Pressure Canning ... I DID IT!

Don't know why, but I feared it more than I needed to.  Guess I was afraid I'd screw it up, but everything turned out wonderfully.  

However, true to what I've read you do need to stay nearby to keep an eye on the pressure and keep it at whatever pressure you need for wherever you leave.  I am high altitude so it was 13 psi ... so what did I do while I had to keep doing that, as I was not going to stand in the kitchen for 90 plus minutes and stare at it ... I cleaned all the rooms around the kitchen.  Sparkle and shine baby!!!!

I found a nice London Broil and bought that, some fresh white mushrooms, a package of Polish Sausages and a Beef Roast.  I didn't do the beef roast yet.  

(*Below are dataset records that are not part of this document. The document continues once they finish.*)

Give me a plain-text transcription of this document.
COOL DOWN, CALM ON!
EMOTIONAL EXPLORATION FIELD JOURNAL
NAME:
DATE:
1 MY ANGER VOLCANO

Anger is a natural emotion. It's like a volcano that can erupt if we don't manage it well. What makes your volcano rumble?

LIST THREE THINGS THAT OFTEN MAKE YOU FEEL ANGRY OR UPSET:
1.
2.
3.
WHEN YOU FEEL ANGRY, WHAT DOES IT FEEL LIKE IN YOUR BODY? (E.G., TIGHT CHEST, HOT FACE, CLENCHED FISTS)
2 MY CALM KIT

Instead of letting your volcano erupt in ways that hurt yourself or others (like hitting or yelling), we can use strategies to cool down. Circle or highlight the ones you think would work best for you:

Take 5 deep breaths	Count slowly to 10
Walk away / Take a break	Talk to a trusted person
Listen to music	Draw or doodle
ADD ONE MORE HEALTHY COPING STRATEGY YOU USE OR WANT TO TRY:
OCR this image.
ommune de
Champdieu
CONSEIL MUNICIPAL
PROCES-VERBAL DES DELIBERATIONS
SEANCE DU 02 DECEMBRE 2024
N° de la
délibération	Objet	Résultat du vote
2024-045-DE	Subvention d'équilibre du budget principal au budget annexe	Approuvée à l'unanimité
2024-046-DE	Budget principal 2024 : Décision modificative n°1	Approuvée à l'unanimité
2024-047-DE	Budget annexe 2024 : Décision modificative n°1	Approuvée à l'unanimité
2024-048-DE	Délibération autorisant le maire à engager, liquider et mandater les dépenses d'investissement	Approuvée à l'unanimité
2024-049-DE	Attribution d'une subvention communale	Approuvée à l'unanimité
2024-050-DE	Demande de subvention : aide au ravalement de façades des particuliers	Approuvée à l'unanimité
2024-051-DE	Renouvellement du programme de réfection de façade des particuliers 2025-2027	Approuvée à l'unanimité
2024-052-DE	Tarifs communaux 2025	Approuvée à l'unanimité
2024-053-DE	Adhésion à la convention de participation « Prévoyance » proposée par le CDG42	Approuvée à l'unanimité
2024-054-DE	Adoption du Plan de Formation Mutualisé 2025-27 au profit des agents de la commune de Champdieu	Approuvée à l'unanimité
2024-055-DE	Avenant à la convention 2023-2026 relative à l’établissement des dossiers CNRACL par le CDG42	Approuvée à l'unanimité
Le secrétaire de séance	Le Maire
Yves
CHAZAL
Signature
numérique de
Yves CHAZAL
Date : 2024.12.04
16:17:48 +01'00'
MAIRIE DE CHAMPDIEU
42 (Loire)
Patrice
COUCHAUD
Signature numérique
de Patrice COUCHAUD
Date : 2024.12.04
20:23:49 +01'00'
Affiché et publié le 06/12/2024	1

I did chunk up the London broil and fill my jars and one I did with mushrooms.  Also did 2 jars of mushrooms, although after they were done and shrunk up, kinda funny looking jar.  And I sliced the sausages in half and canned those in a wide mouth jar.  

90 plus minutes later, here they are.  No broken jars, no destroyed kitchen and they have all pinged.  

 Mushrooms (far left) followed by London Broil with Mushrooms and then London Broil and Polish Sausages on far right.
 Mushrooms ... they shrink ... have to figure out how to cram more in the jar.
 London Broil Chunks, these are going to be good with brown gravy and noodles.
Polish Sausages ... Yum ... 

Yes the jars look "ughy" but ... tomorrow ... 24 hours later, I can wash them before storing them.


Can't wait for my next adventure.  

Have a good weekend.


1 comment:

  1. I've always been the same as you a little afraid of it. I may have to actually give it a whirl!